Für alle zum 1. Oktober 2007 beim serbischen Patentamt anhängigen Schutzrechtsanmeldungen kann ebenfalls bis zum 1. Oktober 2008 ein Antrag auf Erstreckung unter Beibehaltung des ursprünglichen Zeitrangs gestellt werden. Anmeldungen, für die kein Erstreckungsantrag gestellt wird, haben im Kosovo keine Gültigkeit.

IR-Marken mit Benennung Serbiens bis zum 1. Oktober 2007 können ebenfalls bis zum 1. Oktober 2008 als nationale Anmeldungen unter Beibehaltung des ursprünglichen Zeitrangs auf den Kosovo erstreckt werden.

Montenegro - Revalidierung

Das Patentamt der Republik Montenegro hat am 28. Mai 2008 offiziell seine Tätigkeit aufgenommen.

Alle nationalen serbischen erteilten bzw. eingetragenen Schutzrechte, die zum Stichtag 28. Mai 2008 in Serbien Gültigkeit hatten, sind automatisch weiterhin in Montenegro gültig. Es muss kein Antrag auf Erstreckung gestellt werden. Jedoch sind ab dem 28. Mai 2008 alle Aufrechterhaltungs- und Verlängerungsgebühren für Montenegro separat beim montenegrinischen Patentamt zu entrichten.

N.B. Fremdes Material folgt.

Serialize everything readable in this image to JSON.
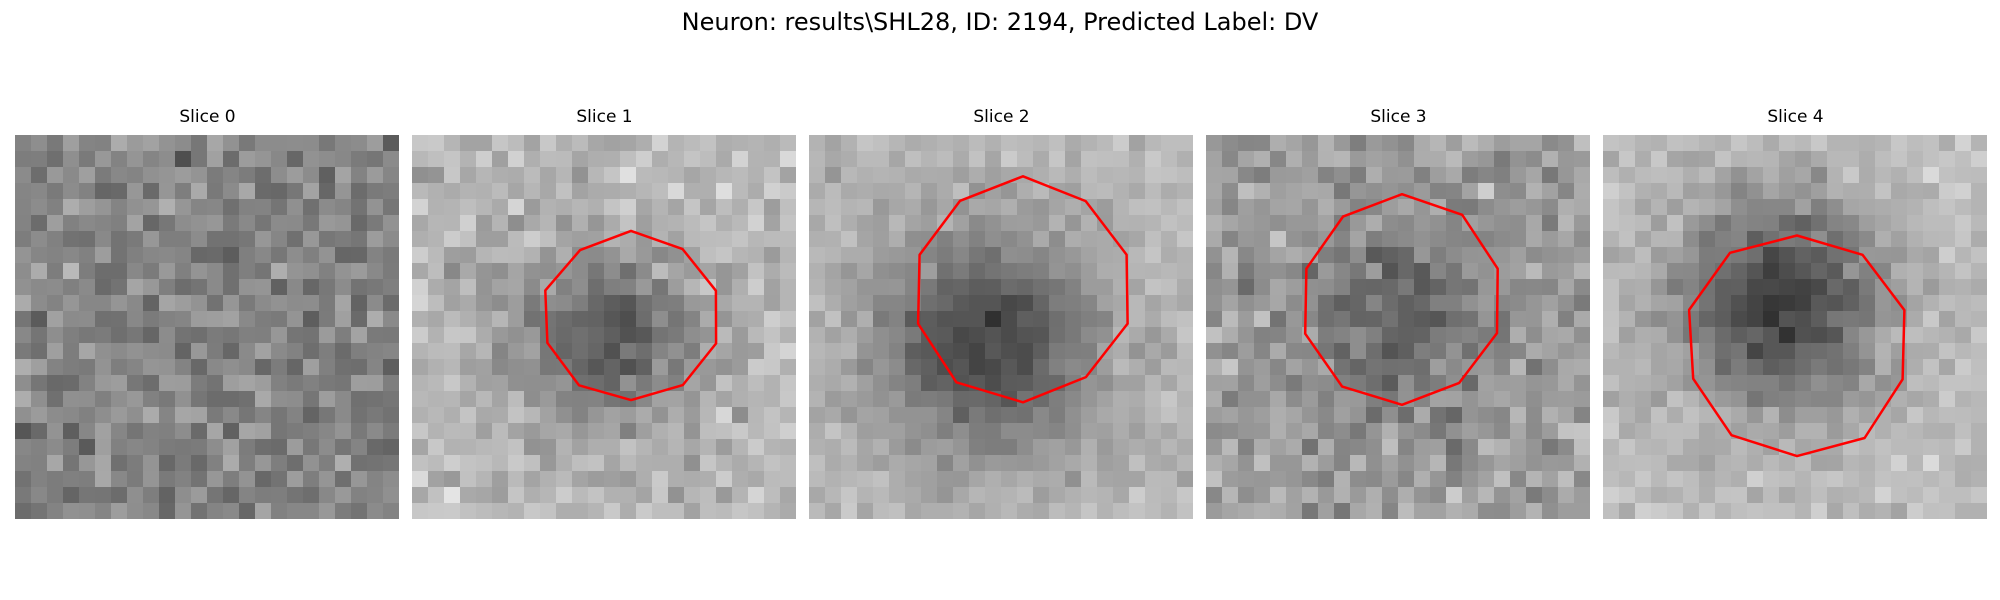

Für alle zum 28. Mai 2008 beim serbischen Patentamt anhängigen Schutzrechtsanmeldungen kann innerhalb von sechs Monaten, d.h. bis zum 28. November 2008, beim montenegrinischen Patentamt ein Antrag auf Erstreckung unter Beibehaltung des ursprünglichen Zeitrangs gestellt werden. Anmeldungen, für die kein Erstreckungsantrag gestellt wird, haben in Montenegro keine Gültigkeit.

IR-Marken mit Benennung Serbiens zwischen dem 3. Juni 2006 und dem 4. Dezember 2006 können ebenfalls bis zum 28. November 2008 als nationale Anmeldungen unter Beibehaltung des ursprünglichen Zeitrangs auf Montenegro erstreckt werden.